Administer > Administer ITBA > Content Administrator > Data Management - Run ETL - Content Flow Management

Data Management - Run ETL - Content Flow Management

After a Content Pack (CP) is activated, the Content Pack Manager notifies the Content Flow Manager to create a job stream for the CP instance. The job stream includes a series of predefined steps. Each step is an individual job such as an extractor job or an ETL job. The job executes the backend process to pull the data from the data source to the Data Warehouse.

Each CP instance has an individual job and each job can run in parallel.

You can schedule the runs of the CP instances at specific times and you can also schedule the run of a CP instance to start only after a specified CP instance run has completed.

Note Do not modify the consolidation entity configuration when ETL is running or when the KPI engine is running.

ClosedTo access:

Click ADMIN > Data Management > Run ETL.

Tip If you integrate with both CSA and AWS/AWSCW, you must run the AWS/AWSCW ETL before the CSA ETL. If you do not run the ETL as recommended, you must wait for the end of the CSA ETL run to view the correct data.

ClosedETL (Extract Transform Load)

E - The extract process extracts delta data from the source systems and writes it to delimited flat files on the file system.
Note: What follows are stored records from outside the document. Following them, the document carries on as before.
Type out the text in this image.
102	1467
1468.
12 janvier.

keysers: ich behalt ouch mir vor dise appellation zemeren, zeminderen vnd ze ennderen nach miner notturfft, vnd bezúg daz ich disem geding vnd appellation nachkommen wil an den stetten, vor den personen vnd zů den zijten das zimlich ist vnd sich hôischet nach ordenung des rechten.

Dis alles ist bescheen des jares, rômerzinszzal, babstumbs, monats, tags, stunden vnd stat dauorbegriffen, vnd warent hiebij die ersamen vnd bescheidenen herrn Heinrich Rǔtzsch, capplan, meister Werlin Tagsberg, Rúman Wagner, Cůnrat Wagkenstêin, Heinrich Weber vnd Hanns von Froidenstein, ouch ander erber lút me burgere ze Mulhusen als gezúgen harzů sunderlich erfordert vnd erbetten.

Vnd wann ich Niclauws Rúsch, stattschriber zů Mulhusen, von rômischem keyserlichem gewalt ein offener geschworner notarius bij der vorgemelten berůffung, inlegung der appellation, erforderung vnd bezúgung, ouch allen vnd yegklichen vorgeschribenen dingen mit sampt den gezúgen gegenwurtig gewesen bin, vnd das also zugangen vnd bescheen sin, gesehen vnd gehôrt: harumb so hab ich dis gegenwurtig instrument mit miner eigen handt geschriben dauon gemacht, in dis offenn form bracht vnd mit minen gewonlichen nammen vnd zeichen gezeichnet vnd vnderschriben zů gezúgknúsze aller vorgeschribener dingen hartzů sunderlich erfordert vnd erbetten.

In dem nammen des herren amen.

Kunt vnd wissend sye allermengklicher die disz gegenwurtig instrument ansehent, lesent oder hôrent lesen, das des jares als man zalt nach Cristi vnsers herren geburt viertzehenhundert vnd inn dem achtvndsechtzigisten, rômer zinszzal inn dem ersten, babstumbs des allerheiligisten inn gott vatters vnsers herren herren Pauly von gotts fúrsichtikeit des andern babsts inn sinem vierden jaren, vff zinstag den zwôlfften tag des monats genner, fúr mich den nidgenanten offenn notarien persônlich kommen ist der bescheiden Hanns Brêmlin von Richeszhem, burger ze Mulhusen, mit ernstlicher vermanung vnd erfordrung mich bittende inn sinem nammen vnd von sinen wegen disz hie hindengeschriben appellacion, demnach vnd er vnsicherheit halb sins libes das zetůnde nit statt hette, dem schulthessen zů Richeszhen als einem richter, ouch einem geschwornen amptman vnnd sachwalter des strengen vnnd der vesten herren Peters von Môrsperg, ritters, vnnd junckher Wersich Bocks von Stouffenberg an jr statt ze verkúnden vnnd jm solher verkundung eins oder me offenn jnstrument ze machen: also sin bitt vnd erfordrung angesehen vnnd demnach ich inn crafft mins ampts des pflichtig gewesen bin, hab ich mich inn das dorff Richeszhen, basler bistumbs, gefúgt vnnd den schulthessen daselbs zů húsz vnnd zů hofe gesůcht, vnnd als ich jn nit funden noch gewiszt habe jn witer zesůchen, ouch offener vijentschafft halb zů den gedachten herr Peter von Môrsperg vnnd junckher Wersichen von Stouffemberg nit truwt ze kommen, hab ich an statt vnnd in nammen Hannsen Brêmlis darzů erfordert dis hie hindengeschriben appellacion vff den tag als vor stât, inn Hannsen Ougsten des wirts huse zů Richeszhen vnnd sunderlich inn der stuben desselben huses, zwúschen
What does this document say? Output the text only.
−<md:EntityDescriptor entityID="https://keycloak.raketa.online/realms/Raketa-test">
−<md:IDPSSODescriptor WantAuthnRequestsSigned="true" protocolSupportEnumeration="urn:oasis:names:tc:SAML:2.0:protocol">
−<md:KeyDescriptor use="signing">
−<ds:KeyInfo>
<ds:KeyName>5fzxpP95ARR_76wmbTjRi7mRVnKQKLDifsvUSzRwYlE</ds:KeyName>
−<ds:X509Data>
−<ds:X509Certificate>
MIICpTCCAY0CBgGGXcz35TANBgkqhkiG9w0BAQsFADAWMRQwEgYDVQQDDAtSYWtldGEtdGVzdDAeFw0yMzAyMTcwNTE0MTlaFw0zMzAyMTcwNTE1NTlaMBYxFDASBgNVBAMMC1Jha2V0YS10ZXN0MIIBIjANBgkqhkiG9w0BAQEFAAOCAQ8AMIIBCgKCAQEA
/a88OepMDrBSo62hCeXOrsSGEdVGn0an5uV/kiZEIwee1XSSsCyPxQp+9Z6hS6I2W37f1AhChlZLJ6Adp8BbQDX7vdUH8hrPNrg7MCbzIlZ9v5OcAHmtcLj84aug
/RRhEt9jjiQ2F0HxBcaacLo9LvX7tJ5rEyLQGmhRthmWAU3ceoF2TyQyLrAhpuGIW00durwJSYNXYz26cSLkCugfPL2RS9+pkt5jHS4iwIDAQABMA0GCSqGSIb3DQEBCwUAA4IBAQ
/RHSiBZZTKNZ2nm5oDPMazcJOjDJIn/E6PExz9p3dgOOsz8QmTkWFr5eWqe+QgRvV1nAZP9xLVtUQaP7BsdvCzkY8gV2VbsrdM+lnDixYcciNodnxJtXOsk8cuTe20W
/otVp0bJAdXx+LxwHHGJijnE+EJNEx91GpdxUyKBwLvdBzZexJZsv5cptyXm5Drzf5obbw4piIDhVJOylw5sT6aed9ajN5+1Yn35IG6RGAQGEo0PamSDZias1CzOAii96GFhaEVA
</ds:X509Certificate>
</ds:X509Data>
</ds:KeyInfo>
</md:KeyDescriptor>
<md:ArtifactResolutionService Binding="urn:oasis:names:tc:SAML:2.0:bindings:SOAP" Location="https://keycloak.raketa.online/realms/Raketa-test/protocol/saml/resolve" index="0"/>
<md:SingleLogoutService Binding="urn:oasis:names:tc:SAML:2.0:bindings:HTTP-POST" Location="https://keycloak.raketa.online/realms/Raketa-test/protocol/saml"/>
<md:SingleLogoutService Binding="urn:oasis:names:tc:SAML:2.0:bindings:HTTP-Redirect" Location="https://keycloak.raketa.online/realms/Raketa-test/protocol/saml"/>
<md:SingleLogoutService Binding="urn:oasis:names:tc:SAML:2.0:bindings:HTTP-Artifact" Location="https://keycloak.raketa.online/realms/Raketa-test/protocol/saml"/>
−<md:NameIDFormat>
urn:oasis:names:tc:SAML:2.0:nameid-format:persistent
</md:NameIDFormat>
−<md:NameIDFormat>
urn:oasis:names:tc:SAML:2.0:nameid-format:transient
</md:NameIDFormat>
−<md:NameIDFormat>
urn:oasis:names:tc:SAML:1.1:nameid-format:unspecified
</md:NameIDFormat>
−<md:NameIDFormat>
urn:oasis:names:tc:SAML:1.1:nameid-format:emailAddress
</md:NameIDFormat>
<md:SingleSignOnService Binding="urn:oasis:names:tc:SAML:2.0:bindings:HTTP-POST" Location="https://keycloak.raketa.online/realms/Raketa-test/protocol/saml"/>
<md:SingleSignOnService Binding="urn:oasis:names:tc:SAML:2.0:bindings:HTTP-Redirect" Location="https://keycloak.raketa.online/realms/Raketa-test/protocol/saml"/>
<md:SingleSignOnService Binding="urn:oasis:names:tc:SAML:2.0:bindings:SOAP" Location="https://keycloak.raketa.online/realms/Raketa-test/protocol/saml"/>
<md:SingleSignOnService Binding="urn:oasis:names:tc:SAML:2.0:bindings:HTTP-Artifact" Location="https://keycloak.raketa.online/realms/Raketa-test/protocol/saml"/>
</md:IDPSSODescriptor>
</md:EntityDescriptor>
The data warehouse uses the Change Data Capture (CDC) technique for extracting data from the source tables.

T - The transformation process transforms data into the format of the target tables and populates the load-ready target staging tables. The Transformation layer contains load-ready tables that match the internal structure of the data warehouse target tables.

L - The load process adds new records, updates existing records, and flags deleted records in the data warehouse target layer fact and dimension tables.

ClosedTypes of Job Streams

The Content Flow Manager supports 2 types of job streams:

  • CP instance job stream - The Content Flow Manager executes the CP extractor job, the CP ETL job, and the archive job one by one, pulling data from the data source and loading it into non-consolidation tables. You can schedule this job stream using the Content Flow Management page. For details, see Data Management - Run ETL - Content Flow Management.
  • Consolidation job stream - This job stream is created by default. It executes the consolidation job, moving all data from the non-consolidation tables to the consolidation tables. You can schedule the consolidation job stream using the Consolidation Management.

ClosedContent Flow Management - High Level Diagram

The diagram below shows how each individual component works with the Content Flow Manager which acts like a coordinator of all other components.

The Content Flow Manager communicates with the Content Pack Manager to get activated content information (CP connection, credential). It also calls the Data Collection Service to start the extractor job for generating the flat file. After that, it calls the ETL service to start the ETL job.

After the CP instance activates, the Content Pack Manager notifies the Content Flow Manager to create a job stream for this CP instance in the back-end. The job stream is composed of a series of predefined steps, each step is an individual job such as an extractor job or an ETL job. The job executes the back-end process to pull the data from the data source to the Data Warehouse.

For details, see Data Management - Configure Consolidation.

The DCS (Data Collection Service) provides the Content Flow Manager with an API that is used to kick off the Extractor job.

The ETL Service provide the Content Flow Manager with API that is used to kick off the ETL run time Job.

  • Each ETL run time job is a job instance that contains all related ETL streams under 1 CP instance. The ETL run time job can be for a consolidation or a non-consolidation job.
  • Each ETL stream is an instance that maps to 1 specific entity under 1 CP instance. The CP instance contains all related ETL steps under 1 entity.
  • Each ETL step is an instance that maps to a specific ETL script (such as EXT, SSI, MSI ….).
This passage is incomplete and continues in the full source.